He was born in 1827, and was one of the eldest sons of Fredua Agyeman (as he was then known) by his marriage to a relative of the Atomfohene, head of the Asante blacksmiths.
In 1837. Fredua Agyeman, by then enstooled Asantehene as Kwaku Dua I, sent Kwasi Boakye (together with a young royal, Kwame Poku) to Holland to be educated. According to a traditional account of the matter. It was intended that Kwasi Boakye should study gun-making, in order to introduce the necessary technology to Asante blacksmiths.
Kwasi Boakye and Kwame Poku were both placed at boarding
school in Delft and King William of the Netherlands extended his patronage to them, giving instructions that great attention should be paid to their education.

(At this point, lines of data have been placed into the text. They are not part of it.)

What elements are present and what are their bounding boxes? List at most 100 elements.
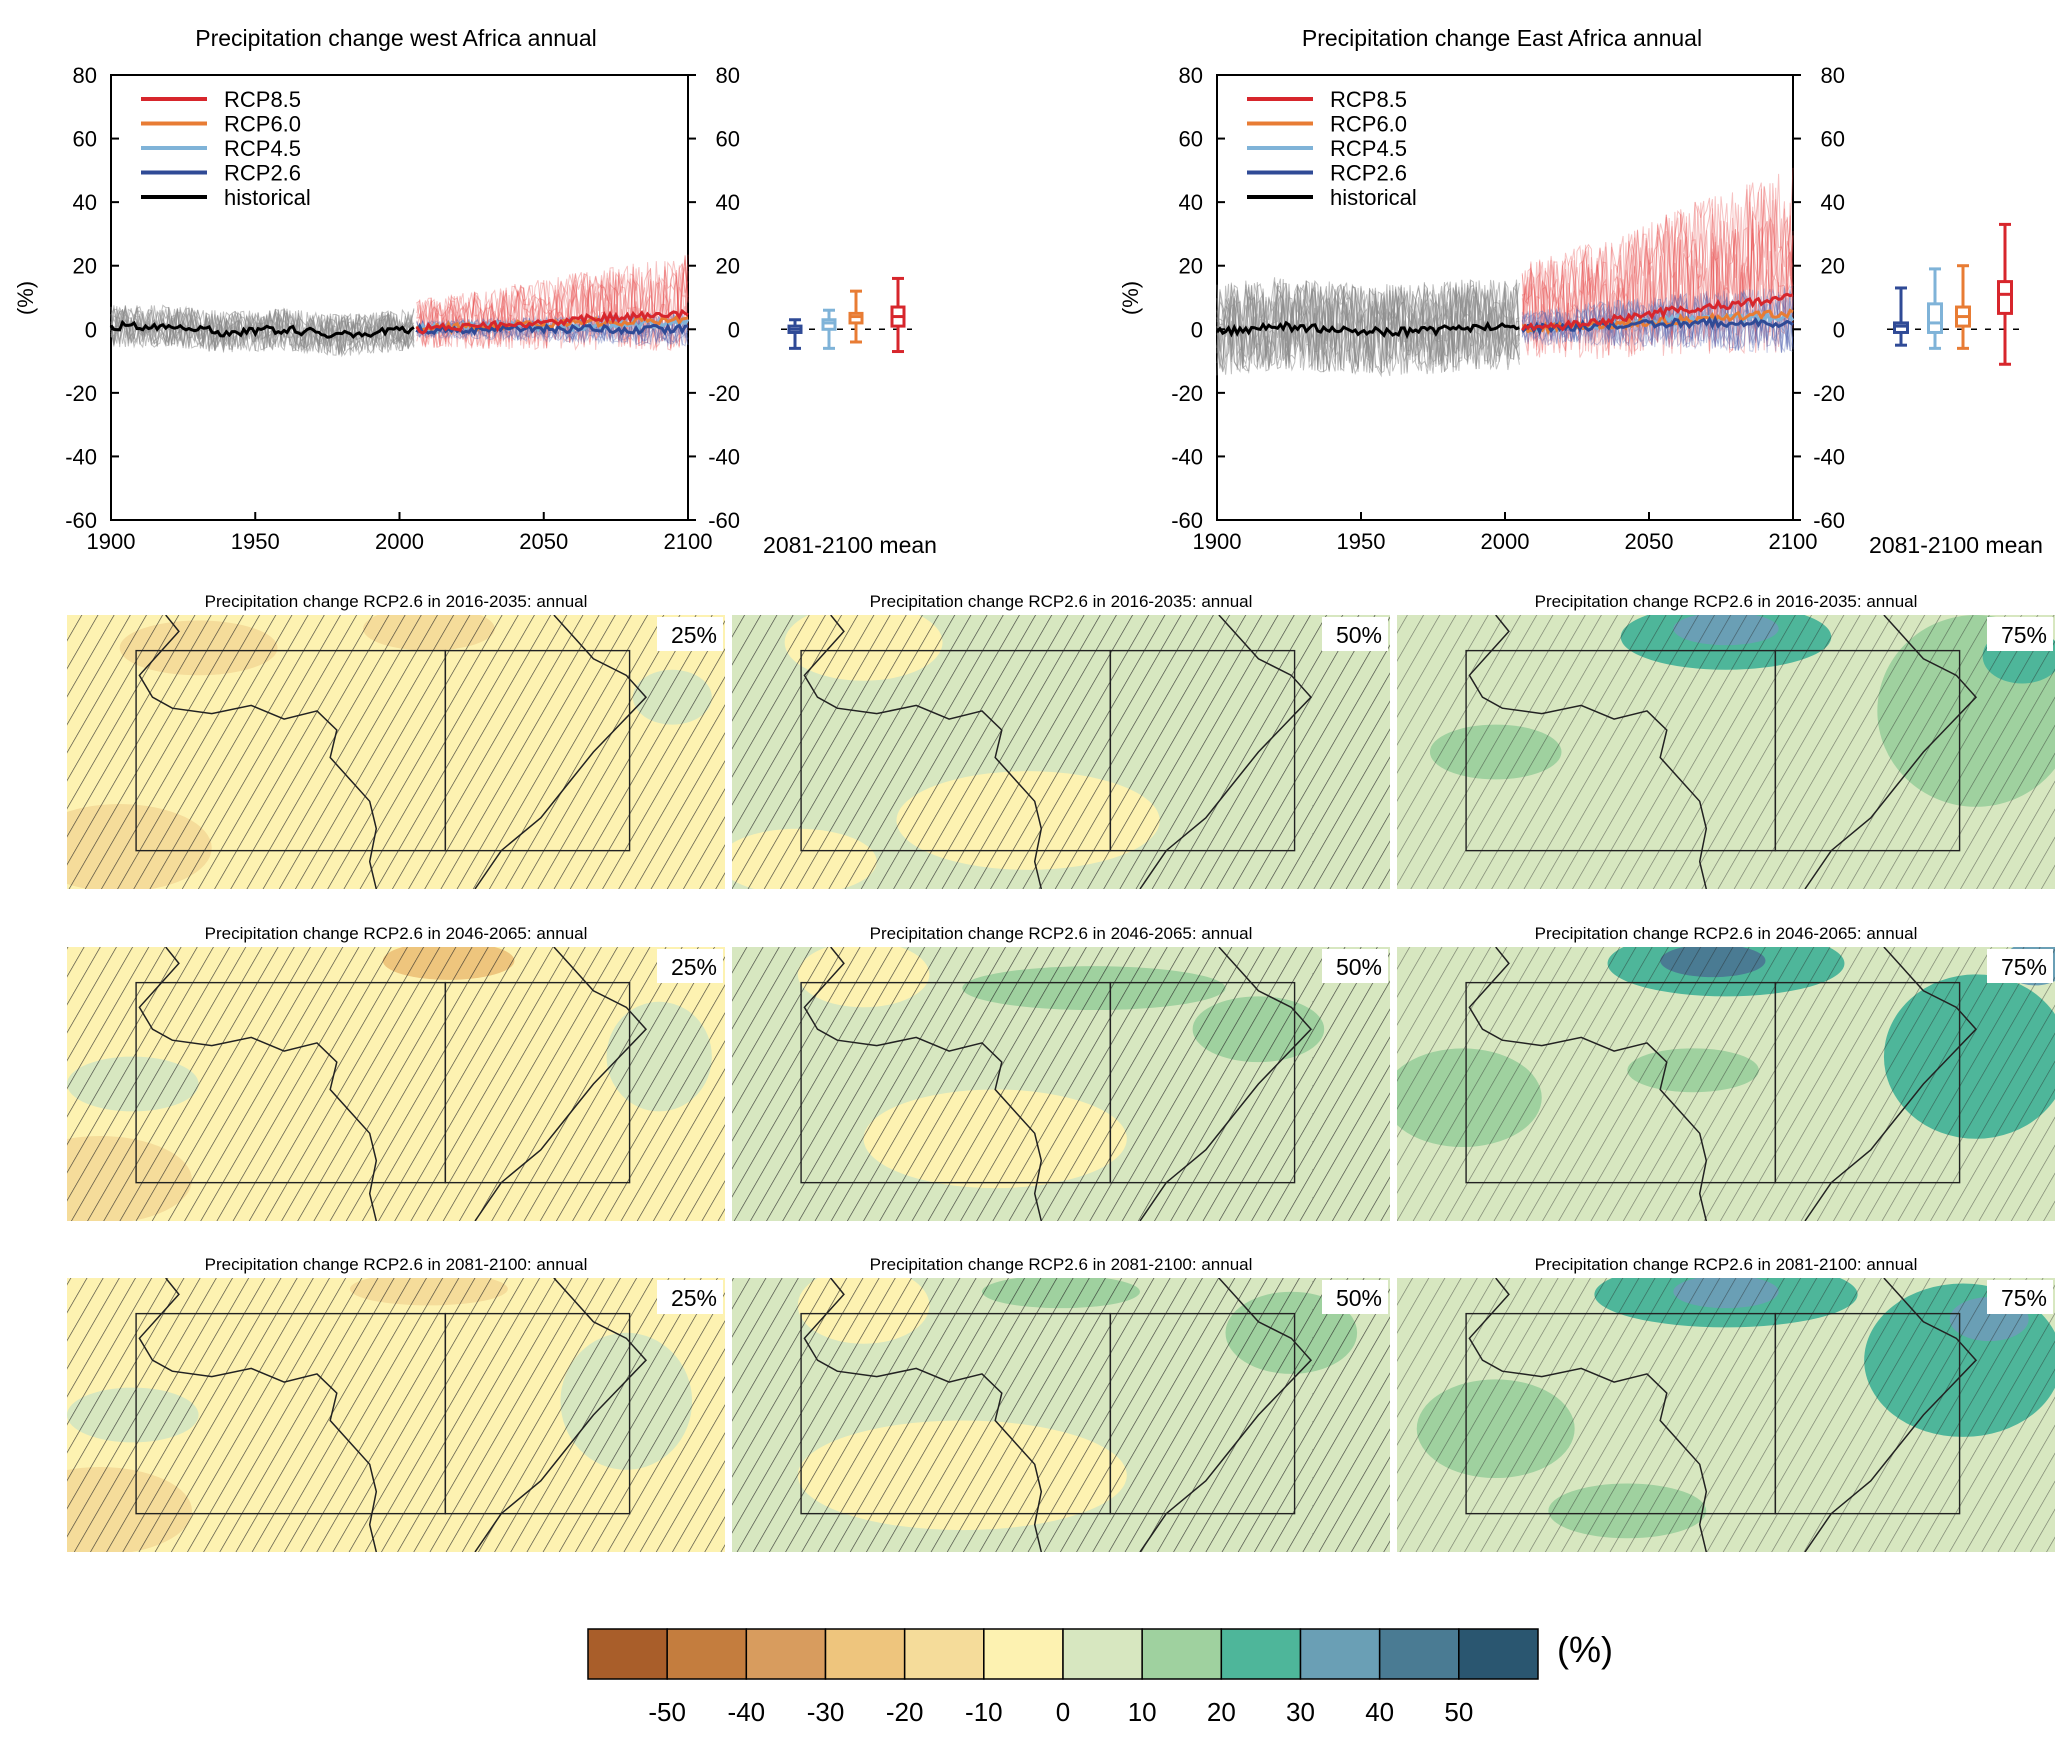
percentile-badge-bg — [1322, 1280, 1388, 1314]
map-coastline — [803, 947, 1043, 1221]
map-coastline — [1468, 947, 1708, 1221]
ts-panel-east: Precipitation change East Africa annual … — [1118, 25, 2043, 558]
ensemble-member-rcp8.5 — [416, 254, 689, 351]
y-tick-label: 40 — [1179, 190, 1203, 215]
x-tick-label: 2000 — [375, 529, 424, 554]
y-right-tick-label: 0 — [728, 317, 740, 342]
colorbar-tick-label: -20 — [886, 1697, 924, 1727]
map-fill — [732, 947, 1390, 1221]
map-hatching — [1397, 615, 2055, 889]
colorbar-swatch — [666, 1628, 748, 1680]
map-coastline — [474, 615, 648, 889]
map-coastline — [474, 1278, 648, 1552]
map-fill — [1397, 1278, 2055, 1552]
ensemble-member-rcp8.5 — [1521, 189, 1794, 354]
y-tick-label: 20 — [1179, 254, 1203, 279]
ensemble-member-rcp8.5 — [1521, 199, 1794, 356]
percentile-badge-bg — [1322, 617, 1388, 651]
legend-label: RCP2.6 — [224, 161, 301, 186]
percentile-badge-bg — [657, 949, 723, 983]
y-tick-label: 20 — [73, 254, 97, 279]
legend-label: RCP8.5 — [224, 87, 301, 112]
colorbar-swatch — [587, 1628, 668, 1680]
ensemble-member-rcp8.5 — [1521, 182, 1794, 355]
x-tick-label: 1900 — [1193, 529, 1242, 554]
map-fill — [67, 615, 725, 889]
colorbar-tick-label: 50 — [1444, 1697, 1473, 1727]
percentile-badge-bg — [1987, 1280, 2053, 1314]
ensemble-member-rcp2.6 — [1521, 288, 1794, 353]
percentile-badge-bg — [657, 617, 723, 651]
legend-label: historical — [224, 185, 311, 210]
map-hatching — [1397, 1278, 2055, 1552]
map-fill — [1397, 615, 2055, 889]
ts-east-lines — [1215, 292, 1795, 340]
region-box-east — [1109, 1312, 1296, 1515]
map-hatching — [67, 947, 725, 1221]
ts-ylabel-west: (%) — [13, 281, 38, 315]
colorbar-tick-label: 30 — [1286, 1697, 1315, 1727]
ensemble-member-rcp8.5 — [1521, 184, 1794, 357]
y-right-tick-label: 60 — [716, 127, 740, 152]
map-fill — [1397, 947, 2055, 1221]
mean-line-historical — [1215, 320, 1520, 340]
ensemble-member-rcp2.6 — [1521, 291, 1794, 353]
map-grid: Precipitation change RCP2.6 in 2016-2035… — [67, 592, 2055, 1552]
map-coastline — [1804, 947, 1978, 1221]
map-hatching — [67, 615, 725, 889]
percentile-badge-bg — [1322, 949, 1388, 983]
colorbar-tick-label: 20 — [1207, 1697, 1236, 1727]
region-box-east — [444, 1312, 631, 1515]
colorbar-unit: (%) — [1557, 1629, 1613, 1670]
x-tick-label: 1950 — [231, 529, 280, 554]
mean-line-historical — [109, 319, 415, 340]
mean-line-rcp2.6 — [1521, 314, 1794, 336]
colorbar-swatch — [1062, 1628, 1143, 1680]
ts-west-bands — [110, 254, 689, 358]
colorbar-swatch — [1220, 1628, 1302, 1680]
map-panel: Precipitation change RCP2.6 in 2046-2065… — [732, 924, 1390, 1221]
map-coastline — [1468, 1278, 1708, 1552]
percentile-badge: 25% — [671, 1285, 717, 1311]
colorbar-tick-label: -40 — [728, 1697, 766, 1727]
map-coastline — [138, 1278, 378, 1552]
region-box-east — [1109, 981, 1296, 1184]
map-panel: Precipitation change RCP2.6 in 2046-2065… — [67, 924, 725, 1221]
y-right-tick-label: -20 — [708, 381, 740, 406]
map-title: Precipitation change RCP2.6 in 2046-2065… — [205, 924, 588, 943]
colorbar-swatch — [745, 1628, 827, 1680]
y-tick-label: 0 — [1191, 317, 1203, 342]
boxplot-box — [1893, 321, 1909, 334]
map-coastline — [138, 947, 378, 1221]
colorbar-swatch — [1299, 1628, 1381, 1680]
colorbar-tick-label: 40 — [1365, 1697, 1394, 1727]
y-tick-label: -40 — [1171, 444, 1203, 469]
x-tick-label: 2000 — [1481, 529, 1530, 554]
map-coastline — [803, 1278, 1043, 1552]
x-tick-label: 2100 — [664, 529, 713, 554]
percentile-badge: 50% — [1336, 954, 1382, 980]
y-right-tick-label: -40 — [708, 444, 740, 469]
y-tick-label: 80 — [73, 63, 97, 88]
map-panel: Precipitation change RCP2.6 in 2081-2100… — [67, 1255, 725, 1552]
ts-title-east: Precipitation change East Africa annual — [1302, 25, 1702, 51]
legend-label: RCP4.5 — [224, 136, 301, 161]
y-tick-label: -60 — [65, 508, 97, 533]
region-box-east — [1774, 1312, 1961, 1515]
map-coastline — [1468, 615, 1708, 889]
y-right-tick-label: 80 — [716, 63, 740, 88]
percentile-badge: 50% — [1336, 622, 1382, 648]
map-title: Precipitation change RCP2.6 in 2016-2035… — [870, 592, 1253, 611]
y-right-tick-label: -60 — [1813, 508, 1845, 533]
y-tick-label: -40 — [65, 444, 97, 469]
mean-line-rcp8.5 — [1521, 292, 1794, 332]
colorbar-swatch — [1458, 1628, 1539, 1680]
map-title: Precipitation change RCP2.6 in 2016-2035… — [1535, 592, 1918, 611]
percentile-badge: 25% — [671, 954, 717, 980]
y-tick-label: -20 — [65, 381, 97, 406]
y-right-tick-label: 40 — [1821, 190, 1845, 215]
map-hatching — [732, 615, 1390, 889]
x-tick-label: 1950 — [1337, 529, 1386, 554]
ensemble-member-rcp2.6 — [416, 313, 689, 345]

Kwasi Boakye’s impressive academic record gained him admission to the newly-opened Royal Academy at Delft in 1843 where, among other things, he studied mining engineering.
In 1847, the two Asante men were required to return home. Kwame Poku did so, only to commit suicide in 1850. Kwasi Boakye chose, however, to remain in Europe; he had become a Christian and had probably received news of his father’s intolerant attitude towards the Christian converts in Asante.
He completed his engineering studies in Germany, at the Royal Mining Academy inFreiberg, and in 1850 accepted appointment in the Dutch East Indian Service as miner-engineer.
He was posted to Java, in what is now Indonesia, where he carried out research both into the geological structure of the coal-beds, and into the social structure of the immigrant Chinese whose labor was necessary to the exploitation of the coal deposits. He published the results of his geological researches in a Dutch journal in 1855 and 1856, and of his ethnographic researches in a German journal in 1855.
Although achieving the rank of mining engineer first class, Kwasi Boakye felt that promotion to the highest echelons of the East Indian Service was denied him by virtue of his color.
He resigned his position and returned to Holland to lay his complaint before the king, who at that time was William III (ruled 1849-90). His case was adjudged well-founded. He was granted a long-term lease on lands in Madiocen in Java in compensation for the disruption of his career, and awarded an allowance of 7,200 florins by being placed on the register of ‘royal’ and ‘prominent persons. Back in Java, apparently after vacationing in Vienna, capital of the Austro-Hungarian Empire, he became one of the leading coffee planters, adding further estates to those leased him in Madiocen.
In 1870 he made a substantial contribution towards the care of the
wounded in the Franco-Prussian war, and in so doing recalled the hospitality he had enjoyed as a student in Germany, and expressed his hopes of a German victory.
In his later years Kwasi Boakye achieved well deserved recognition. He was made an honorary member of the Society of (Delft) Civil Engineers, and in 1900, the 50th anniversary of his arrival in the East Indies, received public acclamation. He died at Buitzenzorg in Java on July 9, 1904.